За невозможностью признать Октавию прелюбодейкой, Нерон объявил ей обычный гражданский развод, под предлогом ее неплодия, — совершенно так же, как, полторы тысячи лет спустя, поступил наш Василий Московский с Соломонией Сабуровой, когда надо было очистить место для Елены Глинской, этой русской Поппеи пополам с Мессалиною. Сперва Октавию оставили спокойно жить в Риме, дав ей в удел дворец покойного Бурра и поместья казненного Плавта. «Зловещие дары!» восклицает Тацит. Как скоро Поппея была объявлена законной женой Нерона, Октавию выслали из столицы в Кампанию, причем за бывшей императрицей учрежден был полицейский надзор. Но Бурр недаром некогда предложил Нерону, вместо совета на развод с Октавией, насмешливый вопрос о возрасте приданого, подразумевая империю. Когда Нерон убил Британика, Рим только покачивал головами; когда он убил Агриппину, Рим сделал ему овацию, но, когда он воздвиг гонение на неповинную Октавию, последнюю из законных Клавдиев и одну из немногих честных женщин города, — народ заволновался. Ропот был очень силен. Из текста Тацита можно заключить, что были люди, которые самоотверженно требовали восстановления Октавии в попранных правах, не боясь ставить за то на риск собственные головы. Защита их, говорит историк, была в незначительности их общественного положения.
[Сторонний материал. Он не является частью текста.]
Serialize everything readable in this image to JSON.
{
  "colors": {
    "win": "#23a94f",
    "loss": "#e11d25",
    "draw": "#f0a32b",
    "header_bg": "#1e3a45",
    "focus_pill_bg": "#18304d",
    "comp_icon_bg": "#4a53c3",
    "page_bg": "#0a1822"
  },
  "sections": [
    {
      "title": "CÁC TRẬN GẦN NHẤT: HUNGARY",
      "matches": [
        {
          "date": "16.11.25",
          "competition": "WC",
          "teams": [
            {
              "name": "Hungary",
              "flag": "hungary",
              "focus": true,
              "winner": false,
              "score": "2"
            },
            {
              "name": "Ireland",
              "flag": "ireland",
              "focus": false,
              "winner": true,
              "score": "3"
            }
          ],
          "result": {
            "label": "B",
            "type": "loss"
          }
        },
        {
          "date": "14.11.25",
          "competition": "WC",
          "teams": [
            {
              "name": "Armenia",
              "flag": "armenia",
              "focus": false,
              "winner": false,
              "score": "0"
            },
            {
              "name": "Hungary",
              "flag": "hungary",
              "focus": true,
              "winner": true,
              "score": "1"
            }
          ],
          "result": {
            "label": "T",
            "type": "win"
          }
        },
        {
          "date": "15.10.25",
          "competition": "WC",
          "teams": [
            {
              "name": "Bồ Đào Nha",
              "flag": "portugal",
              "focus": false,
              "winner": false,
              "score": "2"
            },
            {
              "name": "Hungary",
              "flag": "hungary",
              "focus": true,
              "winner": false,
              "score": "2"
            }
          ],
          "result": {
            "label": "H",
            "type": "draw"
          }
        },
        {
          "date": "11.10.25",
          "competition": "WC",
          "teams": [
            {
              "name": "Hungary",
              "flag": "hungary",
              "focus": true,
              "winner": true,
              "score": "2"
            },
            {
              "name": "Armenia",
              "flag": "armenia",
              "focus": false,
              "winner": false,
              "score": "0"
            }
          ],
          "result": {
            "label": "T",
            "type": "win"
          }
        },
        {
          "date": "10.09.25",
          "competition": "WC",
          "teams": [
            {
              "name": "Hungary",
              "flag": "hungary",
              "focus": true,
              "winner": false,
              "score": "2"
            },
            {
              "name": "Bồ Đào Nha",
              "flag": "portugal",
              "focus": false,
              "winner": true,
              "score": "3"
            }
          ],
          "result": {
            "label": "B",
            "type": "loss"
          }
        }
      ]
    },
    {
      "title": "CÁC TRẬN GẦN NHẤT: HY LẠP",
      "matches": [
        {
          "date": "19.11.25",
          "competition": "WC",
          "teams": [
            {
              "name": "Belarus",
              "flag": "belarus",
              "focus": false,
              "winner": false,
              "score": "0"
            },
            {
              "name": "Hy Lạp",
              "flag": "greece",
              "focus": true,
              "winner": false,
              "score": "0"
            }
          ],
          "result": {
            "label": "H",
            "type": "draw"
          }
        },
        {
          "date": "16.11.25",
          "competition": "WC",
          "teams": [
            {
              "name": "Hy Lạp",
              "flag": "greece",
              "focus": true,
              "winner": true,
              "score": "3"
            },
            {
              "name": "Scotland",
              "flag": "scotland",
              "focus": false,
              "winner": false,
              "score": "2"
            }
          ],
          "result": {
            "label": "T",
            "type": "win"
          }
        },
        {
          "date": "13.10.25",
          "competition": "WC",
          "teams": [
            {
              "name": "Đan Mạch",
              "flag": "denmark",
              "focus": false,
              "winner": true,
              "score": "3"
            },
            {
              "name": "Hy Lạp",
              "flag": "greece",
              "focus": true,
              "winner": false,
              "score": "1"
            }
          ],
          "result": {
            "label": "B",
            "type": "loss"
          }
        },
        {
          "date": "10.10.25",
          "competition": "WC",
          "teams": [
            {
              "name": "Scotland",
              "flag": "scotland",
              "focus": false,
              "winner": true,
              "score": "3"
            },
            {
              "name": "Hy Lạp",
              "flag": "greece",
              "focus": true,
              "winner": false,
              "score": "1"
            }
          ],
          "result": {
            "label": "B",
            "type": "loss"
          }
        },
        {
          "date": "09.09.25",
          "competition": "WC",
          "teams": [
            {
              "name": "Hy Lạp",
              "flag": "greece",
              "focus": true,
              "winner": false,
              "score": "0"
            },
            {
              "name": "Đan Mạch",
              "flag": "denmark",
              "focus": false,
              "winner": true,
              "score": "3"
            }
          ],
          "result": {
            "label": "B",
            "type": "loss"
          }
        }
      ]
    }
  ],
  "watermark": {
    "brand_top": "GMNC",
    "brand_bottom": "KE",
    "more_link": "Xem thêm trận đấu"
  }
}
Все это происшествие излагает весьма резким тоном все тот же, выше цитированный, диалог между Нероном и Сенекой. Воздав Августу хвалы за его крутые меры, Нерон переходит к собственным обстоятельствам:

Нерон. И к нам будут благосклонны звезды, если только я предварительно истреблю без жалости мечом все, что мне враждебно, и укреплю нашу династью на достойном ее потомстве.

Сенека. Небо достойным потомством наполнит дворец твой прекрасная жена, украшение рода Клавдиев, рожденная богом (Клавдием Цезарем), вошедшая на ложе брата по примеру Юноны. Нерон. Во-первых: кровосмесительный брак лишает меня веры в потомство; во-вторых, душа жены моей никогда не лежала ко мне.

Сенека. При молодости ее лет вопрос о потомстве еще не выяснен; а что касается второго, то—пламя любви часто приглушается стыдливостью.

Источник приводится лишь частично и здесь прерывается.